Também é fato que os departamentos de compliance e investigações passaram por uma ampliação no mercado, especialmente a partir da promulgação da Lei Anticorrupção brasileira, sendo ainda mais catalisados a partir das operações Lava Jato, Greenfield e outros movimentos que passaram a demandar das empresas profissionais para planejar, implementar e monitorar atividades suspeitas e relacionadas a ética.
Neste cenário, começa a se desenhar um dos riscos significativos para as companhias: a falta de mão de obra qualificada que, naturalmente, acaba por acelerar carreiras de profissionais que ainda precisariam de mais estrada para uma posição tão relevante. É importante destacar que, ao contrário do que muitos pensam, liderar uma prática de compliance vai muito além de estabelecer o tom da liderança, mapear riscos, desenhar políticas, procedimentos, treinamentos e comunicações. O profissional de compliance vive no caos, buscando mitigações de riscos, estabelecendo processos e tratando conflitos diversos - inclusive de interesses - de forma que a companhia consiga operar, fazer negócios e crescer, sempre dentro da linha ética.
Esses desafios não são diferentes para o mundo das investigações corporativas. Os profissionais efetivamente treinados e capacitados para investigações - especialmente as mais complexas, com necessidade de judicialização e, ou, mesmo com impactos financeiros e contábeis relevantes, ainda são raridade no mercado. E, assim, parece que o risco se torna ainda maior.
Isso porque as investigações internas não estão associadas apenas a aspectos financeiros ou comportamentais. É importante entender que toda investigação, em tese, possui um ou mais targets e, esse alvo, é um ser humano. E, por trás desse, há uma família. Uma apuração superficial ou mal executada pode levar a conclusões equivocadas que acabam com a vida profissional de um executivo ou colaborador e, consequentemente, impacta a vida de "n" outras pessoas: sua família.
Ainda assim, se o desejo for olhar pelo lado financeiro, uma investigação mal executada pode não atingir seus objetivos e, portanto, causar prejuízos à companhia ou, ainda pior, gerar processos judiciais que obrigam a companhia a pagar indenizações estratosféricas - muitas vezes a fraudadores que se valem de erros operacionais para anular acusações e ainda “levar um a mais” por meio de danos morais e materiais, sem contar quando não conseguem decisão judicial que o reintegra ao quadro da companhia.
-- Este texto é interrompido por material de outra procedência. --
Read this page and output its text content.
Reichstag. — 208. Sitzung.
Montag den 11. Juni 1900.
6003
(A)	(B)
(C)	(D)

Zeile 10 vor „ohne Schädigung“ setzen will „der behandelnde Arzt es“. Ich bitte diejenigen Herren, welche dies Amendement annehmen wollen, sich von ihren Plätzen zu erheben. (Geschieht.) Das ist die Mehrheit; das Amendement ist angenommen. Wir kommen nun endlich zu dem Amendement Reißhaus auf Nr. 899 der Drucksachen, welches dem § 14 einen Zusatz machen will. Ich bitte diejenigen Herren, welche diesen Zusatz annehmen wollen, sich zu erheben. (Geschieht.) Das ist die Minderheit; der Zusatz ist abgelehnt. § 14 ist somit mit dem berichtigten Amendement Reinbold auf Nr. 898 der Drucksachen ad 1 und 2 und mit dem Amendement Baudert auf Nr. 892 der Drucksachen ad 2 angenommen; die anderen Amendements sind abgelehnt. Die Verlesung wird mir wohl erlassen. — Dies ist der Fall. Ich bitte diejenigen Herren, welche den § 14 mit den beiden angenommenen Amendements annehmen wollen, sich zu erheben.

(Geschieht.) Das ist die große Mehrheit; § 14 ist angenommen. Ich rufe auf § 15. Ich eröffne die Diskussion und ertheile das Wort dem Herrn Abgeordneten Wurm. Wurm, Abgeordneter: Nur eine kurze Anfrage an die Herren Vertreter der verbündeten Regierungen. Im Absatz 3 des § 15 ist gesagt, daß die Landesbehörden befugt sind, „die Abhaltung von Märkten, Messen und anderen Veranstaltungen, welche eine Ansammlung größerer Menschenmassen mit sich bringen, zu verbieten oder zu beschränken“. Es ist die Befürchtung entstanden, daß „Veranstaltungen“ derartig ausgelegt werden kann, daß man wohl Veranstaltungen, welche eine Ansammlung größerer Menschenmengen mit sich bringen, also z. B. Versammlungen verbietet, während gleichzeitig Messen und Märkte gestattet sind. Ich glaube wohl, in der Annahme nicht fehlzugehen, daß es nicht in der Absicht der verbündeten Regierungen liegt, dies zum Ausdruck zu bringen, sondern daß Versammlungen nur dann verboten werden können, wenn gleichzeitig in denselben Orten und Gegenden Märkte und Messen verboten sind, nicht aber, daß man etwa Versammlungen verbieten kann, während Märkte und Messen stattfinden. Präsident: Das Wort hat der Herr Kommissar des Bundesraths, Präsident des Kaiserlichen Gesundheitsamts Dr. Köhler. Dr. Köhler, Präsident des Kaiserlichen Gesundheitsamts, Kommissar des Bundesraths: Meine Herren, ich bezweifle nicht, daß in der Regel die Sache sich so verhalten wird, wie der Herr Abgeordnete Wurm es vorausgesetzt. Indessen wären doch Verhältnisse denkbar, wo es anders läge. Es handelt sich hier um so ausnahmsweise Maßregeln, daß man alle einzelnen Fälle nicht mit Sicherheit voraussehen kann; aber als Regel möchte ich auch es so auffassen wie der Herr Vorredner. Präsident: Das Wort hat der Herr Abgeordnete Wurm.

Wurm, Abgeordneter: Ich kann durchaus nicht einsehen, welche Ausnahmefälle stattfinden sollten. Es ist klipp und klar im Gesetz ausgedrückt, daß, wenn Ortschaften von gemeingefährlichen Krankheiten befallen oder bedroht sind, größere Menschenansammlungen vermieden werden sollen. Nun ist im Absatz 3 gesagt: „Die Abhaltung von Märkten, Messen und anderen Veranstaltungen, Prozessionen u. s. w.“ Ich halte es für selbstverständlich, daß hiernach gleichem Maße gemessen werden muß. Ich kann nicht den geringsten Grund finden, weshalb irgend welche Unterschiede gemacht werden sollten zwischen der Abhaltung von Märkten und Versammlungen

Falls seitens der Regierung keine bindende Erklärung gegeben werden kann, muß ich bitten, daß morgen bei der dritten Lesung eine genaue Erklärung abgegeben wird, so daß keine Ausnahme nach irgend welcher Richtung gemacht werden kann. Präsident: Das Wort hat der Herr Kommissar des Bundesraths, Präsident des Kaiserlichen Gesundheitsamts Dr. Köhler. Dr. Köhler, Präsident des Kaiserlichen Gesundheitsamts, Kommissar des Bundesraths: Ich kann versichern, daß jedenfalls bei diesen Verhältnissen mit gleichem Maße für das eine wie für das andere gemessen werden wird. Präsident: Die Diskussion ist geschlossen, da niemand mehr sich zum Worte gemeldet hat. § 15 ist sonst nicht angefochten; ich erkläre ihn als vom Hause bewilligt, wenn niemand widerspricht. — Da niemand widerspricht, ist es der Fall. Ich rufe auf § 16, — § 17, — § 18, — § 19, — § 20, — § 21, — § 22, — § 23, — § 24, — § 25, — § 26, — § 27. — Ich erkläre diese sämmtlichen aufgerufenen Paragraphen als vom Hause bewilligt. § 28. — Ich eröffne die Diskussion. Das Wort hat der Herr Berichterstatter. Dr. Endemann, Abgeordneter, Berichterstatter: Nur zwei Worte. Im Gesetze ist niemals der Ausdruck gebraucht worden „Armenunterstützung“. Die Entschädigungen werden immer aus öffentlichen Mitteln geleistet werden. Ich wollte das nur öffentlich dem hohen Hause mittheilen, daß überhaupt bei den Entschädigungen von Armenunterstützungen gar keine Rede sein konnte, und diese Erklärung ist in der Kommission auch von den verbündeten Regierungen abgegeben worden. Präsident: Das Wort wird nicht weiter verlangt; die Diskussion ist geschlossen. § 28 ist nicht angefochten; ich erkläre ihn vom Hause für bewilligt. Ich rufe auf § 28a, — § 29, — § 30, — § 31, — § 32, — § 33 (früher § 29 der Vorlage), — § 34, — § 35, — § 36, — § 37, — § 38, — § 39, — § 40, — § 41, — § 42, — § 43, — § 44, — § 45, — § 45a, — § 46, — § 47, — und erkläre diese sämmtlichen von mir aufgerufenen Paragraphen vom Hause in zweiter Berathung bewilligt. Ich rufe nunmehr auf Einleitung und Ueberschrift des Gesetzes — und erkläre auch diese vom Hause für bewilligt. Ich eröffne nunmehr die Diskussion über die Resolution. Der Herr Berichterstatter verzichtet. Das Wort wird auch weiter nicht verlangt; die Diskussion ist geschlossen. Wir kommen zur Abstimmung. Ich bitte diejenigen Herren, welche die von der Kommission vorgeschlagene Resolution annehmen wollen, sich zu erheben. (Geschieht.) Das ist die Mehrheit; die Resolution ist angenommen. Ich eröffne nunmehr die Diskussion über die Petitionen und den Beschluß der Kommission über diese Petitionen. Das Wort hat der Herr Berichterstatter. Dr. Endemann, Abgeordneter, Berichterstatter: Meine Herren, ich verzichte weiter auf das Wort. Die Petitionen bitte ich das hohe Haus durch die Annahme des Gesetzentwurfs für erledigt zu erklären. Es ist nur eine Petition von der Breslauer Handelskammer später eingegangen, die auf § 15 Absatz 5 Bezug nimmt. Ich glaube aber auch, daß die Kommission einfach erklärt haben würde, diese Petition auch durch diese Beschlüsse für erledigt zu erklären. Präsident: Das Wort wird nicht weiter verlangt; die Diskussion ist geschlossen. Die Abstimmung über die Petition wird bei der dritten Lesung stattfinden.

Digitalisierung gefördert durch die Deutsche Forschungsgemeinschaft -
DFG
Não é raro ver companhias que, ainda que com desejo de judicializar determinados casos, julgam a terceirização da investigação como um processo caro e burocrático, optando então pela condução interna da investigação. Na maioria das vezes, esse tipo de escolha não respeita as melhores práticas de coleta e aquisição de evidências que, por consequência, tornam eventuais provas inválidas para uso em juízo. E, o surpreendente, é que por vezes essas decisões são tomadas de boa-fé, sem se conhecer os reais riscos associados.
É nesse cenário que usualmente sugiro que executivos em posições de alta direção tenham em seu networking profissionais de compliance e forense independentes, que possam fazer o papel de trusted advisors, indicando caminhos eficientes e seguros - especialmente em situações e investigações mais sensíveis de forma que, os riscos sejam mitigados e transformados em oportunidades - nos quais a empresa se mostre ética e responsável, de forma que perdas potenciais sejam convertidas em margem de lucro e, consequentemente, em caixa. É fato que, uma investigação sem uso de tecnologia e ritos apropriados, provavelmente não terá a abrangência necessária, resultados esperados e assim, por vezes, poderá trazer mais riscos que oportunidades.
(*) Bruno Massard é diretor-executivo de Investigações e Auditoria Interna da ICTS Protiviti, empresa especializada em soluções para gestão de riscos, compliance, ESG, auditoria interna, investigação, proteção e privacidade de dados. Atua ainda como presidente do Capítulo Brasileiro da ACFE (Association of Certified Fraud Examiners), é coordenador da pós-graduação de Compliance do IBMEC-RJ e professor convidado do LLM de Compliance da FGV.